The sophomores pose in front of the Paul Revere Statue. (Lourdes Hernandez)

Manny Eberwein and Sydney Zanca

This past week, sophomores traveled to Boston, Massachusetts, where we spent four days touring the city. Each day, we took part in different activities, allowing us to learn about Boston, one of the oldest cities in America.

On the first day, we visited Quincy Market and walked the Freedom Trail, encompassing several historical events and landmarks. We started at the Faneuil Hall and walked to the Old State House where the Declaration of Independence was written. Further down the trail is the Granary burying ground where Samuel Adams, Paul Revere, and other Patriots are buried. We ended the tour at Paul Revere’s house, built around 1680, making it the oldest remaining structure in downtown Boston. 

On day two, we traveled to the historic Fenway Park, the oldest Major League Baseball stadium in the league. We saw where legends like Babe Ruth and David Ortiz played and experienced a large part of the Bostonian culture. We went to Prudential Mall where we ate lunch and shopped for a few hours. After this, we headed towards Boston Harbor for an interactive reenactment of the Boston Tea Party. We saw authentic artifacts from the historical event, and some students were even able to throw fake tea packages in the harbor. For dinner, we went to Patriot Place, home of the New England Patriots, to eat and shop. That night, it snowed for the first time, a magical moment for some students who had never seen snow.

Jake Marvin, Estevan Suarez, and Philip Ghostine play in the snow outside the House of Seven Gables. (Lourdes Hernandez)

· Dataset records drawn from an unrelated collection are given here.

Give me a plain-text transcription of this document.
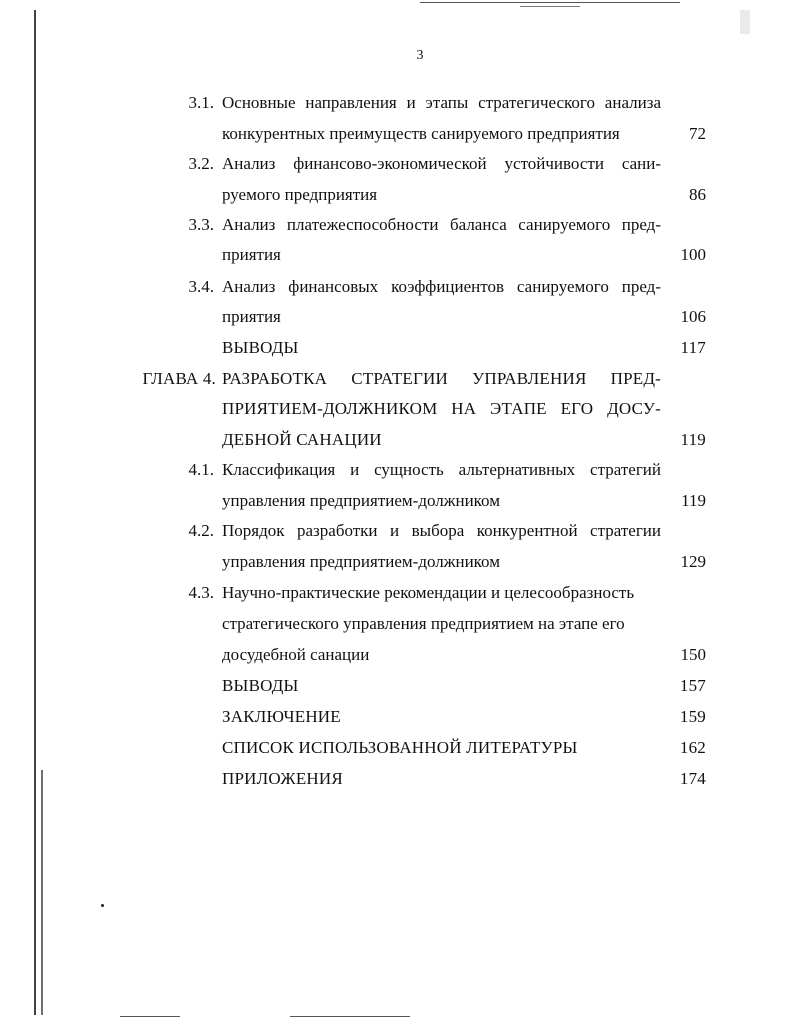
3
3.1. Основные направления и этапы стратегического анализа
конкурентных преимуществ санируемого предприятия	72
3.2. Анализ финансово-экономической устойчивости сани-
руемого предприятия	86
3.3. Анализ платежеспособности баланса санируемого пред-
приятия	100
3.4. Анализ финансовых коэффициентов санируемого пред-
приятия	106
ВЫВОДЫ	117
ГЛАВА 4. РАЗРАБОТКА СТРАТЕГИИ УПРАВЛЕНИЯ ПРЕД-
ПРИЯТИЕМ-ДОЛЖНИКОМ НА ЭТАПЕ ЕГО ДОСУ-
ДЕБНОЙ САНАЦИИ	119
4.1. Классификация и сущность альтернативных стратегий
управления предприятием-должником	119
4.2. Порядок разработки и выбора конкурентной стратегии
управления предприятием-должником	129
4.3. Научно-практические рекомендации и целесообразность
стратегического управления предприятием на этапе его
досудебной санации	150
ВЫВОДЫ	157
ЗАКЛЮЧЕНИЕ	159
СПИСОК ИСПОЛЬЗОВАННОЙ ЛИТЕРАТУРЫ	162
ПРИЛОЖЕНИЯ	174
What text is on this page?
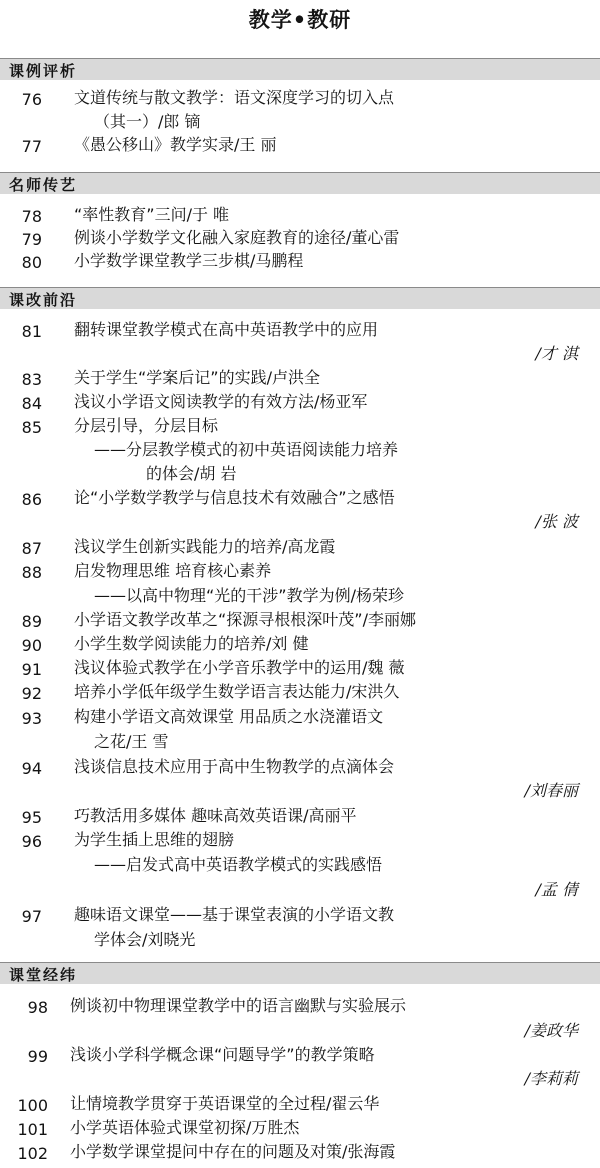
教学•教研
课例评析
名师传艺
课改前沿
课堂经纬
76 文道传统与散文教学：语文深度学习的切入点
（其一）/郎 镝
77 《愚公移山》教学实录/王 丽
78 “率性教育”三问/于 唯
79 例谈小学数学文化融入家庭教育的途径/董心雷
80 小学数学课堂教学三步棋/马鹏程
81 翻转课堂教学模式在高中英语教学中的应用
/才 淇
83 关于学生“学案后记”的实践/卢洪全
84 浅议小学语文阅读教学的有效方法/杨亚军
85 分层引导，分层目标
——分层教学模式的初中英语阅读能力培养
的体会/胡 岩
86 论“小学数学教学与信息技术有效融合”之感悟
/张 波
87 浅议学生创新实践能力的培养/高龙霞
88 启发物理思维 培育核心素养
——以高中物理“光的干涉”教学为例/杨荣珍
89 小学语文教学改革之“探源寻根根深叶茂”/李丽娜
90 小学生数学阅读能力的培养/刘 健
91 浅议体验式教学在小学音乐教学中的运用/魏 薇
92 培养小学低年级学生数学语言表达能力/宋洪久
93 构建小学语文高效课堂 用品质之水浇灌语文
之花/王 雪
94 浅谈信息技术应用于高中生物教学的点滴体会
/刘春丽
95 巧教活用多媒体 趣味高效英语课/高丽平
96 为学生插上思维的翅膀
——启发式高中英语教学模式的实践感悟
/孟 倩
97 趣味语文课堂——基于课堂表演的小学语文教
学体会/刘晓光
98 例谈初中物理课堂教学中的语言幽默与实验展示
/姜政华
99 浅谈小学科学概念课“问题导学”的教学策略
/李莉莉
100 让情境教学贯穿于英语课堂的全过程/翟云华
101 小学英语体验式课堂初探/万胜杰
102 小学数学课堂提问中存在的问题及对策/张海霞
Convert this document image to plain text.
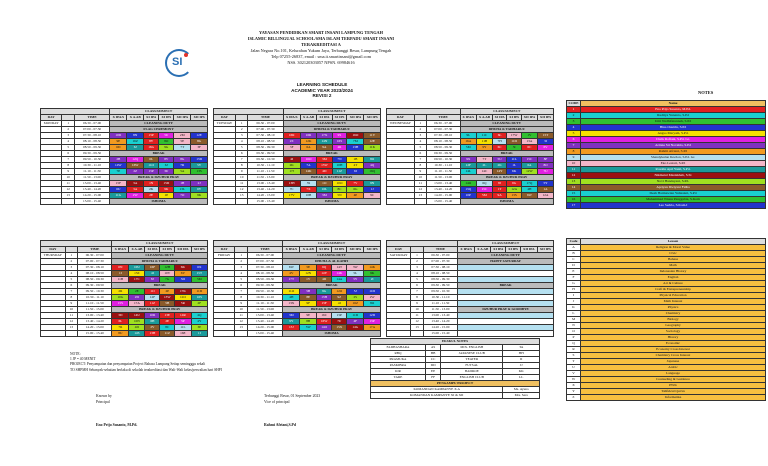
SI
YAYASAN PENDIDIKAN SMART INSANI LAMPUNG TENGAH
ISLAMIC BILLINGUAL SCHOOL/SMA ISLAM TERPADU SMART INSANI
TERAKREDITASI A
Jalan Negara No.101, Kelurahan Yukum Jaya, Terbanggi Besar, Lampung Tengah
Telp 07255-26837, email : sma.it.smartinsani@gmail.com
NSS. 302120303057 NPSN. 69984616
LEARNING SCHEDULE
ACADEMIC YEAR 2023/2024
REVISI 2
NOTES
			CLASS/SUBJECT					
DAY		TIME	X IPA/S	X A.AB	XI IPA	XI IPS	XII IPA	XII IPS
MONDAY	1	06.30 - 07.00	CLEANING DUTY					
	2	07.00 - 07.30	FLAG CEREMONY					
	3	07.30 - 08.10	10D	8N	15P	5U	2M	12E
	4	08.10 - 08.50	9E	16Z	8Y	8O	5E	8G
	5	08.50 - 09.30	6D	6J	16G	9G	7T	3F
	6	09.30 - 09.50	BREAK					
	7	09.50 - 10.30	2B	12Q	6L	8V	8G	13D
	8	10.30 - 11.10	14W	16W	11O	6J	7R	5Y
	9	11.10 - 11.50	7P	2Z	15P	3U	5A	13S
	10	11.50 - 13.00	BREAK & DZUHUR PRAY					
	11	13.00 - 13.40	15F	3A	1N	15D	1H	2J
	12	13.40 - 14.20	6U	3A	2K	9K	13L	6Y
	13	14.20 - 15.00	11G	2W	2E	1P	7O	9K
		15.00 - 15.40	ISHOMA					
			CLASS/SUBJECT					
DAY		TIME	X IPA/S	X A.AB	XI IPA	XI IPS	XII IPA	XII IPS
TUESDAY	1	06.30 - 07.00	CLEANING DUTY					
	2	07.00 - 07.30	DHUHA & TADHARUZ					
	3	07.30 - 08.10	16R	16R	17X	9S	16O	11V
	4	08.10 - 08.50	2Z	12K	14N	16S	7M	12E
	5	08.50 - 09.30	3F	6A	9A	4R	13H	11K
	6	09.30 - 09.50	BREAK					
	7	09.50 - 10.30	4I	16O	3M	7N	1B	8O
	8	10.30 - 11.10	2K	7A	13W	10H	4T	4Q
	9	11.10 - 11.50	17J	14K	4D	11Z	6I	16Q
	10	11.50 - 13.00	BREAK & DZUHUR PRAY					
	11	13.00 - 13.40	13H	3S	11I	10O	7V	9N
	12	13.40 - 14.20	7C	7X	16L	8C	6G	1J
	13	14.20 - 15.00	17V	10B	3M	5N	4P	9C
		15.00 - 15.40	ISHOMA					
			CLASS/SUBJECT					
DAY		TIME	X IPA/S	X A.AB	XI IPA	XI IPS	XII IPA	XII IPS
WEDNESDAY	1	06.30 - 07.00	CLEANING DUTY					
	2	07.00 - 07.30	DHUHA & TADHARUZ					
	3	07.30 - 08.10	9L	11C	6L	17W	1V	15T
	4	08.10 - 08.50	16A	11B	7H	11D	13A	3I
	5	08.50 - 09.30	5M	9Y	6C	3I	6C	6V
	6	09.30 - 09.50	BREAK					
	7	09.50 - 10.30	9X	7T	5U	11L	15C	8F
	8	10.30 - 11.10	12F	2L	2K	1L	6A	8O
	9	11.10 - 11.50	14L	14C	14Y	6K	12W	7U
	10	11.50 - 13.00	BREAK & DZUHUR PRAY					
	11	13.00 - 13.40	14O	6Q	8J	9G	17Q	5Y
	12	13.40 - 14.20	13Q	15C	1T	12A	4H	1A
	13	14.20 - 15.00	10P	5M	9A	13S	6W	12A
		15.00 - 15.40	ISHOMA					
			CLASS/SUBJECT					
DAY		TIME	X IPA/S	X A.AB	XI IPA	XI IPS	XII IPA	XII IPS
THURSDAY	1	06.30 - 07.00	CLEANING DUTY					
	2	07.00 - 07.30	DHUHA & TADHARUZ					
	3	07.30 - 08.10	6N	10U	16F	12H	6K	6X
	4	08.10 - 08.50	1I	15Z	4I	10V	6V	15T
	5	08.50 - 09.30	11B	17C	8J	7G	3D	5M
	6	09.30 - 09.50	BREAK					
	7	09.50 - 10.30	2R	2E	11I	2P	17K	11D
	8	10.30 - 11.10	10G	2D	12F	13W	12O	16S
	9	11.10 - 11.50	15S	17A	11Z	5B	5R	2F
	10	11.50 - 13.00	BREAK & DZUHUR PRAY					
	11	13.00 - 13.40	3D	14U	10R	13E	14R	4Q
	12	13.40 - 14.20	6L	10N	6H	2E	5P	4Y
	13	14.20 - 15.00	7R	4D	2V	8C	11L	3E
		15.00 - 15.40	8U	14S	13H	11Z	16E	1I
			CLASS/SUBJECT					
DAY		TIME	X IPA/S	X A.AB	XI IPA	XI IPS	XII IPA	XII IPS
FRIDAY	1	06.30 - 07.00	CLEANING DUTY					
	2	07.00 - 07.30	DHUHA & AL KAHFI					
	3	07.30 - 08.10	6W	5E	6Q	14T	3W	14K
	4	08.10 - 08.50	4V	12N	14Y	14K	5L	9K
	5	08.50 - 09.30	17T	1V	4D	14A	5Y	2I
	6	09.30 - 09.50	BREAK					
	7	09.50 - 10.30	11O	5B	9G	12O	5J	11D
	8	10.30 - 11.10	4H	8E	13H	9Z	2S	2W
	9	11.10 - 11.50	13X	9F	15F	4I	16Z	8O
	10	11.50 - 13.00	BREAK & DZUHUR PRAY					
	11	13.00 - 13.40	3M	9E	16C	15P	11D	12D
	12	13.40 - 14.20	9Y	8B	16W	7U	4F	15P
	13	14.20 - 15.00	13J	5W	14O	15X	14G	17A
		15.00 - 15.40	ISHOMA					
			CLASS/SUBJECT					
DAY		TIME	X IPA/S	X A.AB	XI IPA	XI IPS	XII IPA	XII IPS
SATURDAY	1	06.30 - 07.00	CLEANING DUTY					
	2	07.00 - 07.30	HAPPY SATURDAY					
	3	07.30 - 08.10						
	4	08.10 - 08.50						
	5	08.50 - 09.30						
	6	09.30 - 09.50	BREAK					
	7	09.50 - 10.30						
	8	10.30 - 11.10						
	9	11.10 - 11.50						
	10	11.50 - 13.00	DZUHUR PRAY & GOODBYE					
	11	13.00 - 13.40						
	12	13.40 - 14.20						
	13	14.20 - 15.00						
		15.00 - 15.40						
CODE	Name
1	Eno Prijo Susanto, M.Pd.
2	Rudiiya Yunanto, S.Pd
3	Umi Nadhifatunnah, S.Pd
4	Bina Oustrin, S.Pd
5	Angso Maryam, S.Pd.
6	Dwik Rofiani, S.Pd. Gr.
7	Arinna Sri Novahia, S.Pd
8	Rahmi Afriani, S.Pd
9	Shandykulan Ikwdon, S.Pd. Gr.
10	Eko Lestari, S.Pd
11	Rosalia Apri Yanti, S.Pd.
12	Nikmatul Maslakhah, S.Si
13	Novi Handayani, S.Pd.
14	Apriyan Dwiyani Fidha
15	Deah Harmawian Yuliastuti, S.Pd
16	Muhammad Wisnu Panggabia, S.Kom
17	Leo Sedria, S.Kom.I
Code	Lesson
A	Religion & Moral Value
B	Civic
C	Bahasa
D	Math
E	Indonesian History
F	English
G	Art & Culture
H	Craft & Entrepreneurship
I	Physical Education
J	Math Interest
K	Physics
L	Chemistry
M	Biology
N	Geography
O	Sociology
P	History
Q	Economic
R	Economy Cross Interest
S	Chemistry Cross Interest
T	Japanese
U	Arabic
V	Language
W	Counseling & Guidance
X	PWK
Y	Tahfidzul Qur'an
Z	Informatika
EKSKUL NOTES			
FADHASHARA	AS	MIX. ENGLISH	TA
RBQ	BB	JAPANESE CLUB	HH
PRAMUKA	CC	TEATER	II
PASKIBRA	DD	FUTSAL	JJ
KIR	EE	BADROE	KK
TARE	FF	ENGLISH CLUB	LL
PENGAMPU PROJECT			
KOMANDAN KAMPANYE X.A			Ms. Ayuna
KOMANDAN KAMPANYE XI & XII			Mrs. Sara
NOTE:
1 JP = 40 MENIT
PROJECT: Penyampaian dan penyampaian Project Bahasa Lampung Setiap semingggu sekali
TO SHPMH Sebanyak-sebatian berlaku di sekolah terakreditasi dan Wali-Wali kelas/perwalian hari SHPI
Known by
Principal
Eno Prijo Susanto, M.Pd.
Terbanggi Besar, 01 September 2023
Vice of principal
Rahmi Afriani,S.Pd
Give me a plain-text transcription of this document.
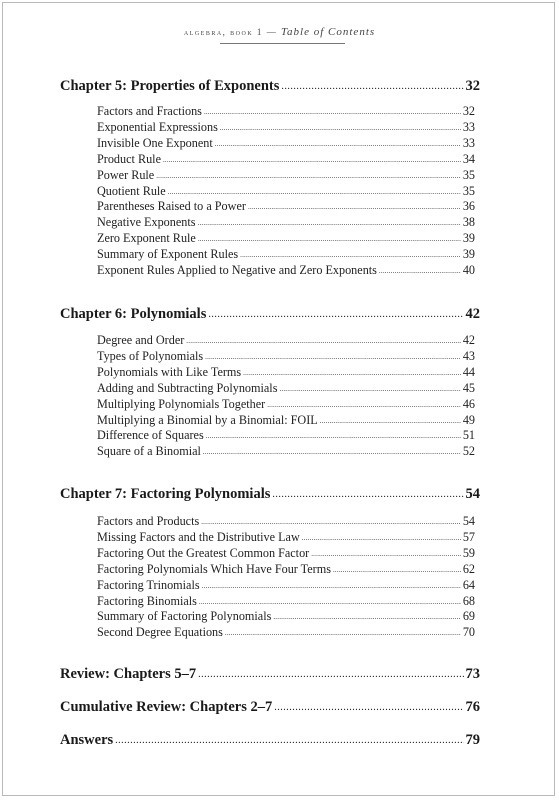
algebra, book 1 — Table of Contents
Chapter 5: Properties of Exponents .....	32
Factors and Fractions .....	32
Exponential Expressions .....	33
Invisible One Exponent .....	33
Product Rule .....	34
Power Rule .....	35
Quotient Rule .....	35
Parentheses Raised to a Power .....	36
Negative Exponents .....	38
Zero Exponent Rule .....	39
Summary of Exponent Rules .....	39
Exponent Rules Applied to Negative and Zero Exponents .....	40
Chapter 6: Polynomials .....	42
Degree and Order .....	42
Types of Polynomials .....	43
Polynomials with Like Terms .....	44
Adding and Subtracting Polynomials .....	45
Multiplying Polynomials Together .....	46
Multiplying a Binomial by a Binomial: FOIL .....	49
Difference of Squares .....	51
Square of a Binomial .....	52
Chapter 7: Factoring Polynomials .....	54
Factors and Products .....	54
Missing Factors and the Distributive Law .....	57
Factoring Out the Greatest Common Factor .....	59
Factoring Polynomials Which Have Four Terms .....	62
Factoring Trinomials .....	64
Factoring Binomials .....	68
Summary of Factoring Polynomials .....	69
Second Degree Equations .....	70
Review: Chapters 5–7 .....	73
Cumulative Review: Chapters 2–7 .....	76
Answers .....	79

On day three, we went to the Salem Witch Museum, which is on par with our English curriculum, since we read The Crucible this year. We were able to see the places we had previously read about and were able to immerse ourselves in the story. We visited The House of Seven Gables, a large Victorian House with a rich history. We had lunch in the quaint restaurants of Essex Street Pedestrian Mall, Salem’s main shopping strip. After lunch, we went to the Salem Witch Trial memorial dedicated to the victims of the trials. From there, we drove to the New England Aquarium and spent our late afternoon exploring the exhibits. Our final meal was at Ned Devine’s, an authentic Irish pub where we tried a Bostonian classic, clam chowder. We drove to the Citizens Bank Opera House to watch a spectacular performance of Hamilton, a perfect way to end our historic day. 

For our last day in Boston, we took a half-bus, half-walking tour of Lexington and Concord, the first battles of the American Revolution. We could see colonial architecture from the era and historic buildings like the house that inspired Louisa May Alcott’s classic novel, Little Women. In Lexington, we saw the battlefield where the “Shot Heard’ Round the World,” referring to the first shot of the Revolutionary War. For lunch, we ate at different restaurants on Harvard Square. We concluded the trip with a historical tour of Harvard University.

Overall, the trip was a lot of fun for us, and we hope the freshmen will enjoy it as much as we did.